Notícias
INSTITUTIONAL
Diogo Thomson takes over CADE's presidency
On 12 April, Commissioner Diogo Thomson de Andrade becomes interim president of the Administrative Council for Economic Defense (CADE), after the presidential handover by Gustavo Augusto. Few civil servants know the agency as well as Mr Thomson, who has worked at the agency for almost twenty years, and participated in some of the most significant moments in Brazil’s competition policy.
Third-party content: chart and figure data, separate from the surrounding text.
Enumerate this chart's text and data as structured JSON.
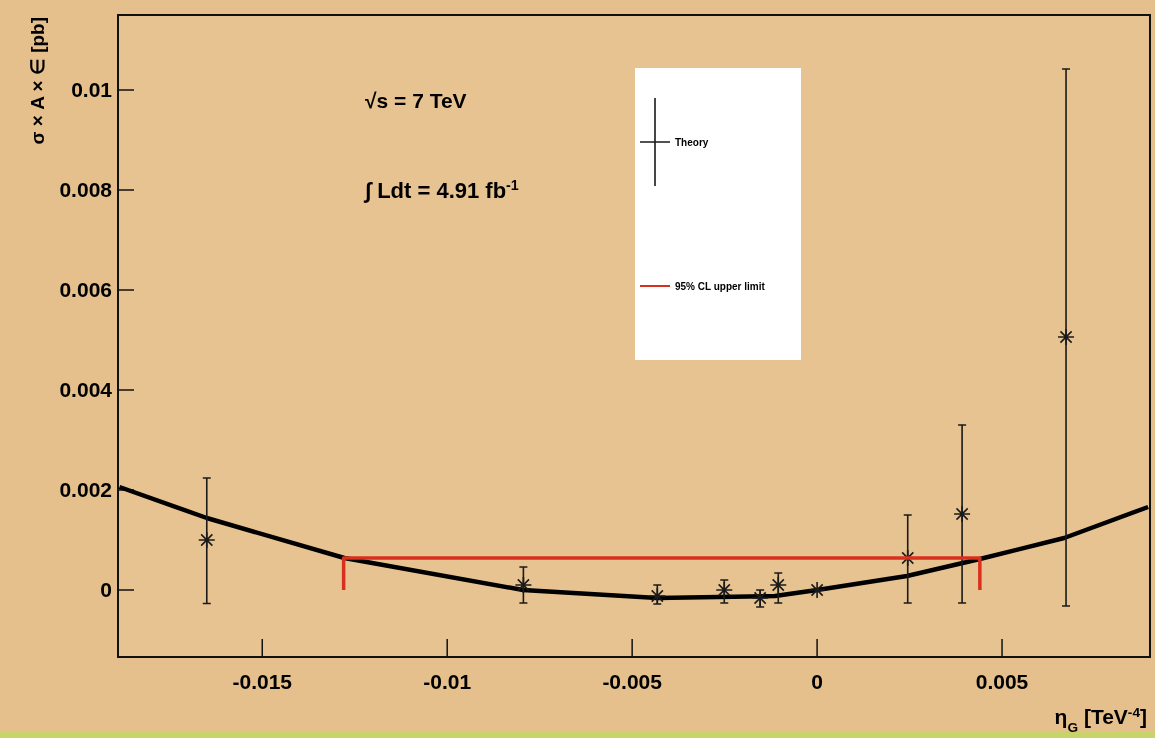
{
  "chart_data": {
    "type": "scatter",
    "xlabel": "η$_{G}$ [TeV$^{-4}$]",
    "ylabel": "σ × A × ∈ [pb]",
    "xlim": [
      -0.0189,
      0.009
    ],
    "ylim": [
      -0.00134,
      0.0115
    ],
    "xticks": [
      -0.015,
      -0.01,
      -0.005,
      0,
      0.005
    ],
    "yticks": [
      0,
      0.002,
      0.004,
      0.006,
      0.008,
      0.01
    ],
    "annotations": [
      "√s = 7 TeV",
      "∫ Ldt = 4.91 fb$^{-1}$"
    ],
    "legend": "top",
    "grid": false,
    "series": [
      {
        "type": "line",
        "color": "#000000",
        "x": [
          -0.01886,
          -0.0165,
          -0.01278,
          -0.00795,
          -0.00432,
          -0.00114,
          0,
          0.00243,
          0.0044,
          0.00668,
          0.00895
        ],
        "values": [
          0.00206,
          0.00144,
          0.00064,
          0,
          -0.00016,
          -0.00012,
          0,
          0.00028,
          0.00062,
          0.00104,
          0.00166
        ]
      },
      {
        "name": "Theory",
        "color": "#1a1a1a",
        "marker": "cross",
        "x": [
          -0.0165,
          -0.00794,
          -0.00432,
          -0.00251,
          -0.00154,
          -0.00105,
          0,
          0.00245,
          0.00392,
          0.00673
        ],
        "values": [
          0.001,
          0.0001,
          -0.00012,
          0,
          -0.00016,
          0.0001,
          0,
          0.00064,
          0.00152,
          0.00506
        ],
        "errors": [
          [
            -0.00027,
            0.00224
          ],
          [
            -0.00026,
            0.00046
          ],
          [
            -0.00028,
            0.0001
          ],
          [
            -0.00026,
            0.0002
          ],
          [
            -0.00034,
            0.0
          ],
          [
            -0.00026,
            0.00034
          ],
          null,
          [
            -0.00026,
            0.0015
          ],
          [
            -0.00026,
            0.0033
          ],
          [
            -0.00032,
            0.01042
          ]
        ]
      },
      {
        "type": "line",
        "name": "95% CL upper limit",
        "color": "#d8301c",
        "x": [
          -0.0128,
          -0.0128,
          0.0044,
          0.0044
        ],
        "values": [
          0,
          0.00064,
          0.00064,
          0
        ]
      }
    ]
  }
}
He joined the agency as an attorney in 2007, having worked, since then, through every stage of the institutional framework of the Brazilian competition authority. Mr Thomson worked in litigation, administrative investigations, and management, reaching the position of Assistant Superintendent in 2012, which he occupied for over a decade. During this period, he served as interim Superintendent General from July to October 2017, and from July 2021 to April 2022, taking over the office at critical times for the agency. The new president also worked in the Antitrust Department of the Secretariat for Economic Monitoring at the Ministry of Justice between 2011 and 2012, and has been a federal prosecutor at the Office of the Attorney General (AGU) since 2004.
In 2023, Thomson joined the Tribunal of CADE as a commissioner, completing a journey that had led him to understand the authority from every perspective, including advocacy, investigation, management, and adjudication.
In the position, he contributed to the development of extensive case law on price-fixing practices by professional councils, with emphasis on the CRECI/GO case, and deepened the debate on vertical restrictions in the Consulta Pirelli case. In the field of merger reviews, Diogo Thomson led investigations of major transactions, such as the one involving Tim and Telefônica. Recently, his decision in the Google News case has placed CADE at the forefront of the regulatory debate on digital markets, consolidating the agency's role as an international benchmark in the analysis of conduct on platforms.
Mr Thomson, who holds a PhD in Law from the Brasília Institute of Education, Development and Research (IDP) and a Master’s degree in Philosophy of Law from the Pontifical Catholic University of São Paulo (PUC-SP), brings the experience of almost two decades of uninterrupted service in the defence of competition in Brazil to the presidency.